The US-412 Supercell
Enid/Garber OK
8 Apr 11
SHORT: Modest, yet enjoyable supercell observed east of Enid that developed in the warm sector (not on the dryline).
LONG:
The initial thinking from prior days, and early on this one, was that a dryline storm could fire somewhere over western OK in a zone of intense heating and mixing that would overcome strong EML-based capping, and move eastward into more moist air for a short time amidst an ambient kinematic profile most definitely suitable for storm-scale rotation. Instead, we ended up with one warm-sector supercell out of several! Here’s how…

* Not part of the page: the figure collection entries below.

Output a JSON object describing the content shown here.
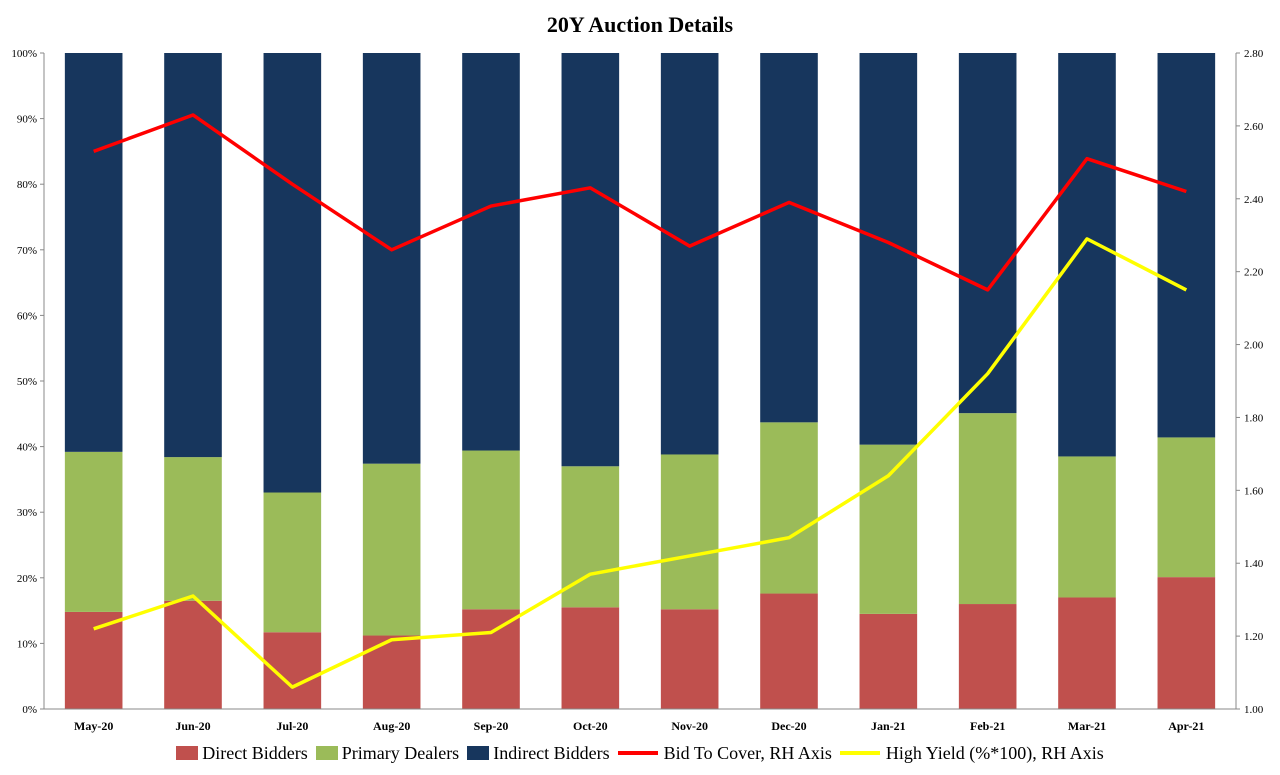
{
  "chart_data": {
    "type": "bar",
    "title": "20Y Auction Details",
    "categories": [
      "May-20",
      "Jun-20",
      "Jul-20",
      "Aug-20",
      "Sep-20",
      "Oct-20",
      "Nov-20",
      "Dec-20",
      "Jan-21",
      "Feb-21",
      "Mar-21",
      "Apr-21"
    ],
    "stacked": true,
    "left_axis": {
      "ylim": [
        0,
        100
      ],
      "ticks": [
        "0%",
        "10%",
        "20%",
        "30%",
        "40%",
        "50%",
        "60%",
        "70%",
        "80%",
        "90%",
        "100%"
      ],
      "tick_values": [
        0,
        10,
        20,
        30,
        40,
        50,
        60,
        70,
        80,
        90,
        100
      ]
    },
    "right_axis": {
      "ylim": [
        1.0,
        2.8
      ],
      "ticks": [
        "1.00",
        "1.20",
        "1.40",
        "1.60",
        "1.80",
        "2.00",
        "2.20",
        "2.40",
        "2.60",
        "2.80"
      ],
      "tick_values": [
        1.0,
        1.2,
        1.4,
        1.6,
        1.8,
        2.0,
        2.2,
        2.4,
        2.6,
        2.8
      ]
    },
    "series": [
      {
        "name": "Direct Bidders",
        "kind": "bar",
        "axis": "left",
        "color": "#c0504d",
        "values": [
          14.8,
          16.5,
          11.7,
          11.2,
          15.2,
          15.5,
          15.2,
          17.6,
          14.5,
          16.0,
          17.0,
          20.1
        ]
      },
      {
        "name": "Primary Dealers",
        "kind": "bar",
        "axis": "left",
        "color": "#9bbb59",
        "values": [
          24.4,
          21.9,
          21.3,
          26.2,
          24.2,
          21.5,
          23.6,
          26.1,
          25.8,
          29.1,
          21.5,
          21.3
        ]
      },
      {
        "name": "Indirect Bidders",
        "kind": "bar",
        "axis": "left",
        "color": "#17365d",
        "values": [
          60.8,
          61.6,
          67.0,
          62.6,
          60.6,
          63.0,
          61.2,
          56.3,
          59.7,
          54.9,
          61.5,
          58.6
        ]
      },
      {
        "name": "Bid To Cover, RH Axis",
        "kind": "line",
        "axis": "right",
        "color": "#ff0000",
        "values": [
          2.53,
          2.63,
          2.44,
          2.26,
          2.38,
          2.43,
          2.27,
          2.39,
          2.28,
          2.15,
          2.51,
          2.42
        ]
      },
      {
        "name": "High Yield (%*100), RH Axis",
        "kind": "line",
        "axis": "right",
        "color": "#ffff00",
        "values": [
          1.22,
          1.31,
          1.06,
          1.19,
          1.21,
          1.37,
          1.42,
          1.47,
          1.64,
          1.92,
          2.29,
          2.15
        ]
      }
    ],
    "grid": false,
    "legend_position": "bottom"
  }
}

A persistent zone of northward-moving, gradually deepening cumuli, corresponding to a zone of intense heating and mixing east of the dryline, formed during early-mid afternoon over NW TX near Vernon, and also, in an area of weak surface wind-shift and mass convergence as evident in both plotted charts and objective analyses. This immediately caught our attention (Corey M, Rich T and I); and we began to ponder this as a potential storm genesis source. The later it went, the farther N it would go; as the combined surface and satellite feature was moving N across I-40 and into the Kingfisher area by the time we left. After Rich picked up his son from school; we all met at Battlestar Norman and departed for El Reno via the Highway 9/turnpike bypass, intending to head N on US-81 from El Reno.
While near the former Kelvin’s Corner, we spotted turkey towers with glaciation to the NW, a good sign of deep ascent that encouraged us onward. VIS imagery showed a boomerang-shaped field of deeply enhanced Cu, much of which we couldn’t see visually from a distance because of smoke-related boundary-layer haze. The inflection point of this boomerang was moving N from the Kingfisher area; so we headed that way. That’s where the first echo–the eventual Enid storm–erupted while we were approaching Kingfisher.
We cruised up to Hennessey as the nascent supercell grew, towers rolling up its near (SW) flank and backshearing. The storm lost some organization on radar during an initial storm split; but its updraft towers till looked robust visually. In accordance with that encouraging sign, the right-split recovered nicely from the initial body-blow as we maneuvered E on OK-51 and N on OK-74 toward Covington.
Our initial views of the underside from SW of Covington (no photos…stupidly, I left the camera in the back of Rich’s vehicle while we were driving) revealed a high, somewhat disorganized base. As we approached from the S, the eastern portion of the updraft region began re-ingesting a partial mix of rain-cooled air. Huge chunks of scud formed and rose, appending themselves together into a tall, ragged wall cloud that rotated slowly, assuming a triangular shape for a short time. At one point, the point of the triangle lowered about 4/5 to the ground from a very high ambient cloud base; but rotation was slow at best, and no dust or debris could be spotted beneath. This seemed to be the “almost a tornado” phase some chasers described.
As we reached 412 and turned E, the storm was in its best-organized phase–peak midlevel rotation in SRM displays and that ragged, occasionally low-hanging and pointed wall cloud with obvious cyclonic shear. The meso wasn’t strong enough to pull a great deal of precip around yet. As we continued E on 412 and got abeam of the circulation, a lot of the scud evaporated, as if the wall cloud were disrobing to reveal a peculiar, tilted but mostly horizontal cloud vortex. This feature narrowed into a skinny, nearly horizontal funnel, somewhat bent, and way above the ground. We didn’t deem this an imminent tornado threat.
By the time we pulled over at an optimum vantage, and I got out the camera, the laminar, horizontal, funnel-like feature to our N had vanished; and the ragged wall cloud was eroding away to reveal the more ambient, high base again. At this stage, the structure reminded me a bit of the 22 May 7 supercell near St. Peter, KS, but of course, without the tornado! Storm motion slowed down; and we were able to maintain a leisurely pace east on US-412 with a couple of long-lasting stops to observe the supercell’s high but well-structured underside to our N.
The storm attempted a couple of occlusions, including this one with a well-defined downdraft slot and precip cascade, while surface-based inflow still was screaming from the S and buffeting us reasonably well. Soon, however, the inflow calmed a bit, and the storm took on a more laminar, elevated appearance as it approached I-35 (shot looking NNE with CG from the vault region).
As the storm continued to weaken, we bid it a fond farewell, and headed S on I-35 toward home.
This was a fine first chase of the season, a good opportunity to work out some kinks, test new equipment, and re-learn needed lessons (i.e., “Self, you forgetful doofus, keep the damn camera in reach while someone else is driving!”). It was great to get out on the Plains again and watch a supercell–a cathartic release from the psychological imprisonment of a long, cold winter. Even though we are mired in deep drought here in central OK, we bear hopes for at least a few more photogenic supercells within reasonable driving distance the remainder of the season, as prospects for the big events already appear to be displaced far, far away.